Com a decisão, Galvan está impedido de participar das manifestações a favor do presidente da República, Jair Bolsonaro, neste 7 de setembro.
No recurso, o presidente da Aprosoja alegou que a determinação do Supremo era ilegal e configurava abuso de poder. Entretanto, o ministro Barroso recusou a tese.
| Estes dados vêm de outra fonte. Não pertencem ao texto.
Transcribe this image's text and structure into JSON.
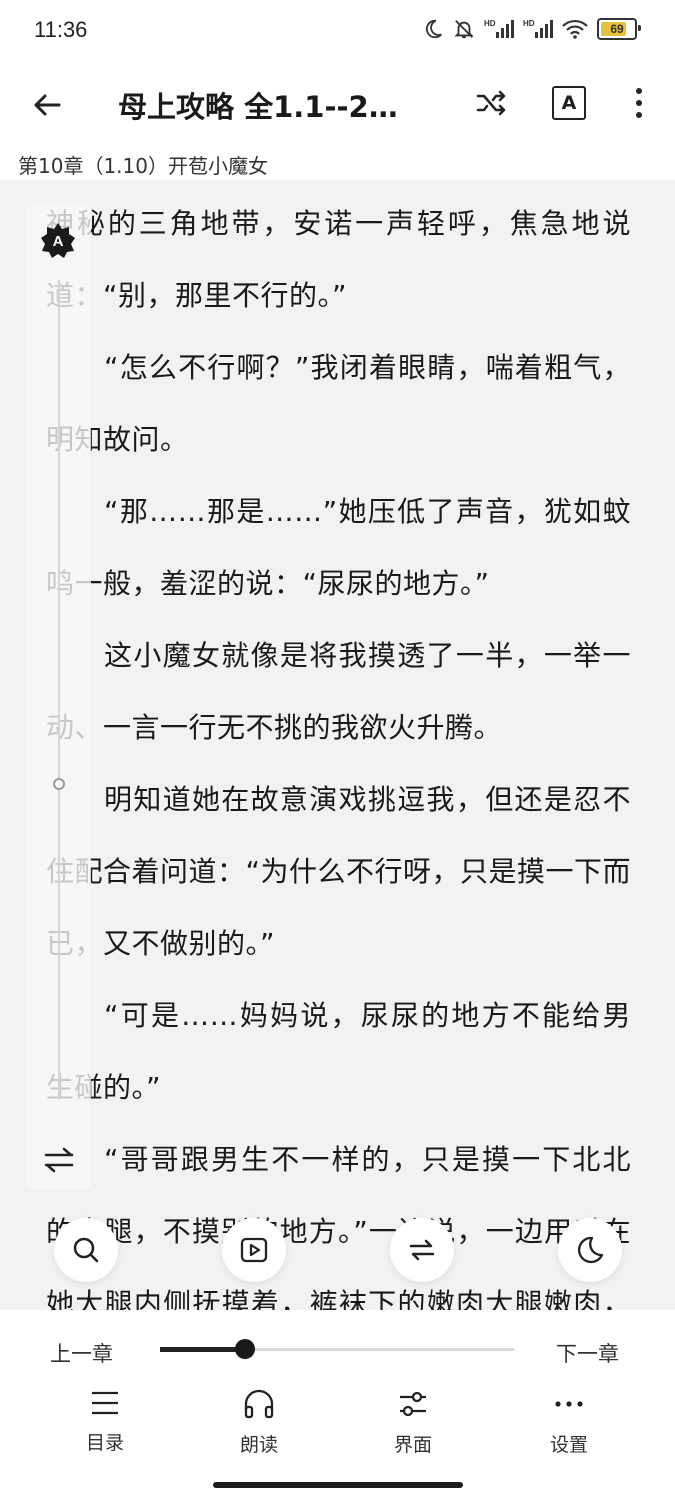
{
  "status_bar": {
    "time": "11:36",
    "icons": [
      "moon-icon",
      "bell-off-icon",
      "hd-signal-icon",
      "hd-signal-icon",
      "wifi-icon",
      "battery-icon"
    ],
    "battery": "69",
    "battery_level": 0.69,
    "battery_color": "#e7c23c"
  },
  "app_bar": {
    "title": "母上攻略 全1.1--2…",
    "icons": [
      "back-arrow-icon",
      "shuffle-icon",
      "text-a-icon",
      "more-vert-icon"
    ],
    "a_label": "A"
  },
  "chapter": {
    "title": "第10章（1.10）开苞小魔女"
  },
  "content": {
    "paragraphs": [
      "神秘的三角地带，安诺一声轻呼，焦急地说道：“别，那里不行的。”",
      "“怎么不行啊？”我闭着眼睛，喘着粗气，明知故问。",
      "“那……那是……”她压低了声音，犹如蚊鸣一般，羞涩的说：“尿尿的地方。”",
      "这小魔女就像是将我摸透了一半，一举一动、一言一行无不挑的我欲火升腾。",
      "明知道她在故意演戏挑逗我，但还是忍不住配合着问道：“为什么不行呀，只是摸一下而已，又不做别的。”",
      "“可是……妈妈说，尿尿的地方不能给男生碰的。”",
      "“哥哥跟男生不一样的，只是摸一下北北的大腿，不摸别的地方。”一边说，一边用手在她大腿内侧抚摸着，裤袜下的嫩肉大腿嫩肉，软绵绵、肉弹弹，简直叫人爱不释"
    ]
  },
  "side_panel": {
    "badge": "A",
    "icons": [
      "auto-a-icon",
      "swap-arrows-icon"
    ],
    "slider_level": 0.6
  },
  "floating_buttons": [
    "search-icon",
    "play-icon",
    "repeat-icon",
    "moon-icon"
  ],
  "bottom_panel": {
    "prev_chapter": "上一章",
    "next_chapter": "下一章",
    "progress": 0.24,
    "nav": [
      {
        "label": "目录",
        "icon": "list-icon"
      },
      {
        "label": "朗读",
        "icon": "headphones-icon"
      },
      {
        "label": "界面",
        "icon": "sliders-icon"
      },
      {
        "label": "设置",
        "icon": "more-horiz-icon"
      }
    ]
  }
}
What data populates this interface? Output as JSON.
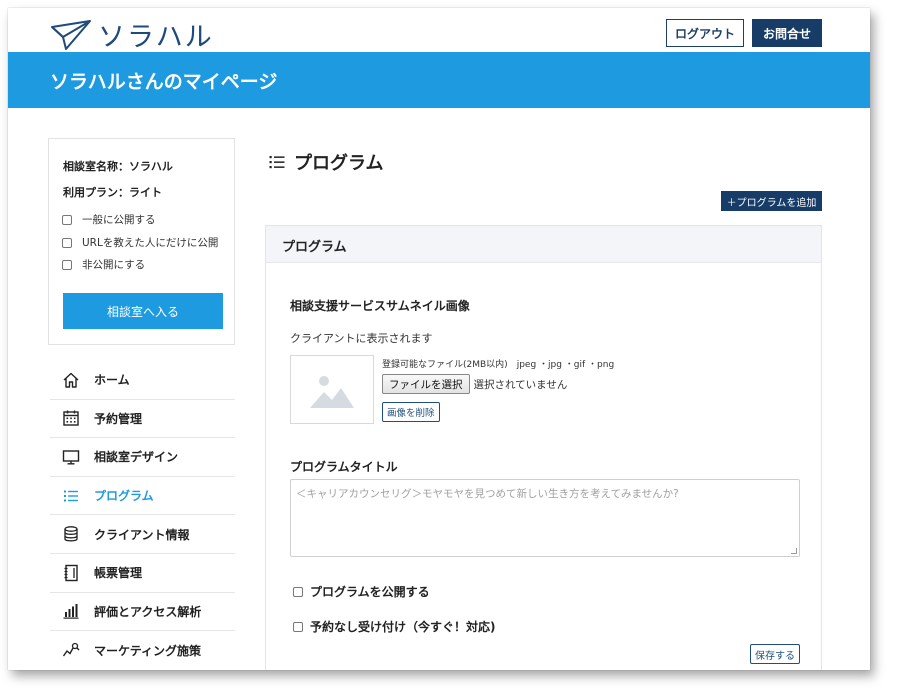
{
  "header": {
    "logo_text": "ソラハル",
    "logout_label": "ログアウト",
    "contact_label": "お問合せ"
  },
  "banner": {
    "title": "ソラハルさんのマイページ"
  },
  "sidebar": {
    "room_name": "相談室名称：ソラハル",
    "plan": "利用プラン：ライト",
    "visibility_options": [
      "一般に公開する",
      "URLを教えた人にだけに公開",
      "非公開にする"
    ],
    "enter_button": "相談室へ入る",
    "nav": [
      {
        "label": "ホーム",
        "icon": "home-icon"
      },
      {
        "label": "予約管理",
        "icon": "calendar-icon"
      },
      {
        "label": "相談室デザイン",
        "icon": "monitor-icon"
      },
      {
        "label": "プログラム",
        "icon": "list-icon",
        "active": true
      },
      {
        "label": "クライアント情報",
        "icon": "database-icon"
      },
      {
        "label": "帳票管理",
        "icon": "notebook-icon"
      },
      {
        "label": "評価とアクセス解析",
        "icon": "bar-chart-icon"
      },
      {
        "label": "マーケティング施策",
        "icon": "trend-icon"
      }
    ]
  },
  "main": {
    "page_title": "プログラム",
    "add_button": "＋プログラムを追加",
    "panel_title": "プログラム",
    "thumb_section_title": "相談支援サービスサムネイル画像",
    "thumb_section_desc": "クライアントに表示されます",
    "file_note": "登録可能なファイル(2MB以内)　jpeg ・jpg ・gif ・png",
    "file_button": "ファイルを選択",
    "file_status": "選択されていません",
    "delete_image_button": "画像を削除",
    "title_section": "プログラムタイトル",
    "title_placeholder": "＜キャリアカウンセリグ＞モヤモヤを見つめて新しい生き方を考えてみませんか?",
    "publish_check": "プログラムを公開する",
    "no_reservation_check": "予約なし受け付け（今すぐ！対応)",
    "save_button": "保存する"
  },
  "colors": {
    "brand_blue": "#1e9be0",
    "navy": "#163c67"
  }
}
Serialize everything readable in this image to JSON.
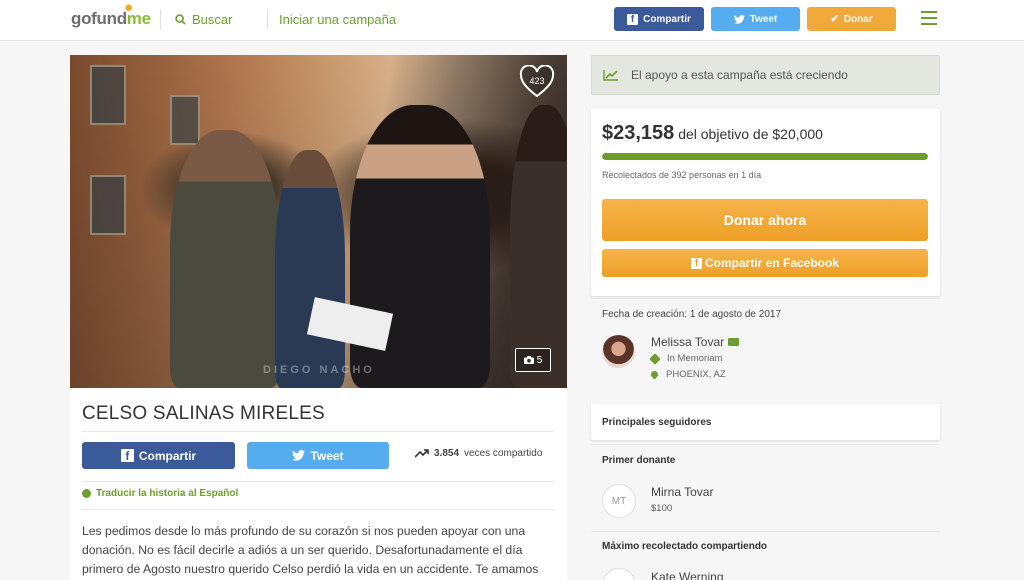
{
  "header": {
    "logo_left": "gofund",
    "logo_right": "me",
    "search_label": "Buscar",
    "start_label": "Iniciar una campaña",
    "share_label": "Compartir",
    "tweet_label": "Tweet",
    "donate_label": "Donar",
    "icons": [
      "search-icon",
      "facebook-icon",
      "twitter-icon",
      "check-icon",
      "hamburger-menu-icon"
    ]
  },
  "photo": {
    "like_count": "423",
    "photo_count": "5",
    "watermark": "DIEGO NACHO"
  },
  "campaign": {
    "title": "CELSO SALINAS MIRELES",
    "share_label": "Compartir",
    "tweet_label": "Tweet",
    "share_count": "3.854",
    "share_suffix": "veces compartido",
    "translate_label": "Traducir la historia al Español",
    "story": "Les pedimos desde lo más profundo de su corazón si nos pueden apoyar con una donación. No es fácil decirle a adiós a un ser querido. Desafortunadamente el día primero de Agosto nuestro querido Celso perdió la vida en un accidente. Te amamos"
  },
  "sidebar": {
    "growing_text": "El apoyo a esta campaña está creciendo",
    "raised_amount": "$23,158",
    "goal_text": "del objetivo de $20,000",
    "progress_fraction": 1.0,
    "raised_by": "Recolectados de 392 personas en 1 día",
    "donate_now_label": "Donar ahora",
    "share_facebook_label": "Compartir en Facebook",
    "created_text": "Fecha de creación: 1 de agosto de 2017",
    "organizer_name": "Melissa Tovar",
    "category": "In Memoriam",
    "location": "PHOENIX, AZ",
    "top_supporters_title": "Principales seguidores",
    "first_donor_title": "Primer donante",
    "first_donor_initials": "MT",
    "first_donor_name": "Mirna Tovar",
    "first_donor_amount": "$100",
    "top_sharer_title": "Máximo recolectado compartiendo",
    "top_sharer_name": "Kate Werning"
  },
  "colors": {
    "brand_green": "#6d9e2e",
    "facebook_blue": "#3b5a99",
    "twitter_blue": "#55acee",
    "donate_orange": "#f2a93b"
  }
}
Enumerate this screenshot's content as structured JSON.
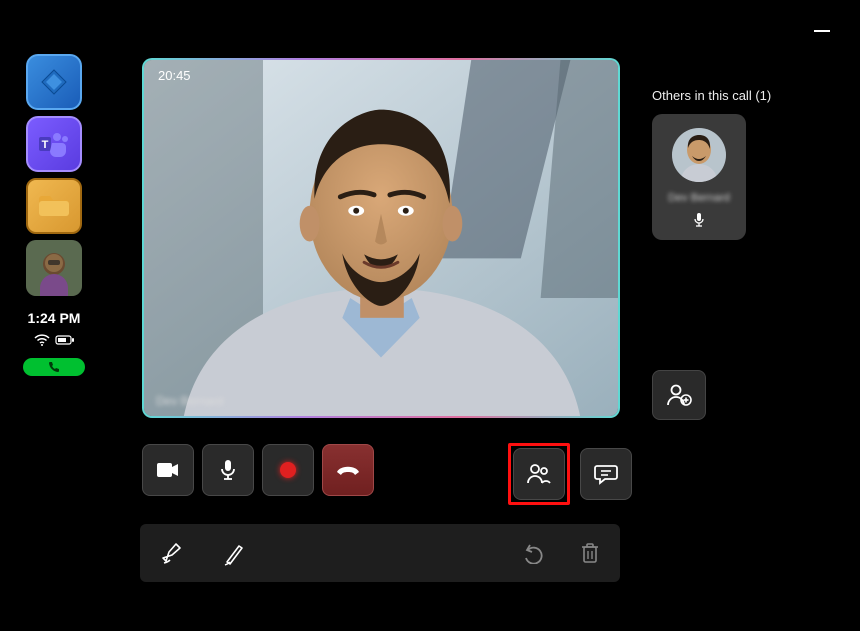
{
  "window": {
    "minimize_label": "Minimize"
  },
  "sidebar": {
    "apps": [
      {
        "name": "app-launcher"
      },
      {
        "name": "teams"
      },
      {
        "name": "files"
      },
      {
        "name": "contact-avatar"
      }
    ],
    "time": "1:24 PM",
    "call_status": "active"
  },
  "call": {
    "elapsed_time": "20:45",
    "speaker_name": "Dev Bernard"
  },
  "others": {
    "header": "Others in this call (1)",
    "participants": [
      {
        "name": "Dev Bernard",
        "muted": false
      }
    ]
  },
  "controls": {
    "camera": "Camera",
    "mic": "Microphone",
    "record": "Record",
    "hangup": "Hang up",
    "people": "People",
    "chat": "Chat",
    "add_participant": "Add participant"
  },
  "annotation_toolbar": {
    "highlighter": "Highlighter",
    "pen": "Pen",
    "undo": "Undo",
    "delete": "Delete"
  }
}
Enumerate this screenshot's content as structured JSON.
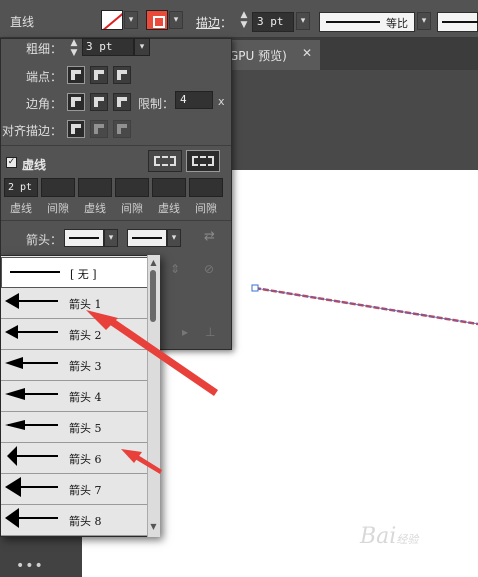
{
  "control_bar": {
    "title": "直线",
    "stroke_label": "描边",
    "stroke_value": "3 pt",
    "profile_label": "等比"
  },
  "document": {
    "tab_label": "GPU 预览)",
    "close_glyph": "✕"
  },
  "stroke_panel": {
    "weight_label": "粗细：",
    "weight_value": "3 pt",
    "cap_label": "端点：",
    "corner_label": "边角：",
    "limit_label": "限制：",
    "limit_value": "4",
    "limit_unit": "x",
    "align_label": "对齐描边：",
    "dashed_label": "虚线",
    "dashed_checked": true,
    "dash_values": [
      "2 pt",
      "",
      "",
      "",
      "",
      ""
    ],
    "dash_labels": [
      "虚线",
      "间隙",
      "虚线",
      "间隙",
      "虚线",
      "间隙"
    ],
    "arrowhead_label": "箭头："
  },
  "arrowhead_menu": {
    "items": [
      {
        "label": "[ 无 ]",
        "icon": "no-arrow-icon"
      },
      {
        "label": "箭头 1",
        "icon": "arrow-1-icon"
      },
      {
        "label": "箭头 2",
        "icon": "arrow-2-icon"
      },
      {
        "label": "箭头 3",
        "icon": "arrow-3-icon"
      },
      {
        "label": "箭头 4",
        "icon": "arrow-4-icon"
      },
      {
        "label": "箭头 5",
        "icon": "arrow-5-icon"
      },
      {
        "label": "箭头 6",
        "icon": "arrow-6-icon"
      },
      {
        "label": "箭头 7",
        "icon": "arrow-7-icon"
      },
      {
        "label": "箭头 8",
        "icon": "arrow-8-icon"
      }
    ]
  },
  "colors": {
    "annotation_arrow": "#e8403a",
    "line_stroke": "#d94040",
    "line_highlight": "#3a6fd8",
    "panel_bg": "#535353",
    "menu_bg": "#e6e6e6"
  },
  "watermark": {
    "text": "Bai",
    "sub": "经验"
  },
  "status": {
    "more_glyph": "•••"
  }
}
"(...) 8. De fora parte a inadequação da via eleita, não encontro nos autos situação de teratologia, ilegalidade flagrante ou abuso de poder que justifique a concessão da ordem de ofício. 9. Diante do exposto, com base no art. 21, § 1º, do RI/STF, não conheço do habeas corpus. Publique-se. Brasília, 06 de setembro de 2021.", diz trecho da decisão, que ainda não foi publicada na íntegra.
A decisão inicial que manteve Galvan impedido de se aproximar da Praça dos Três Poderes é do ministro Alexandre de Moraes. O presidente da Aprosoja Brasil deve manter, pelo menos, um quilômetro de distância. Ele é investigado por supostamente ter financiado, apoiado e incentivado atos antidemocráticos contra o Judiciário, que ocorrem nesta terça.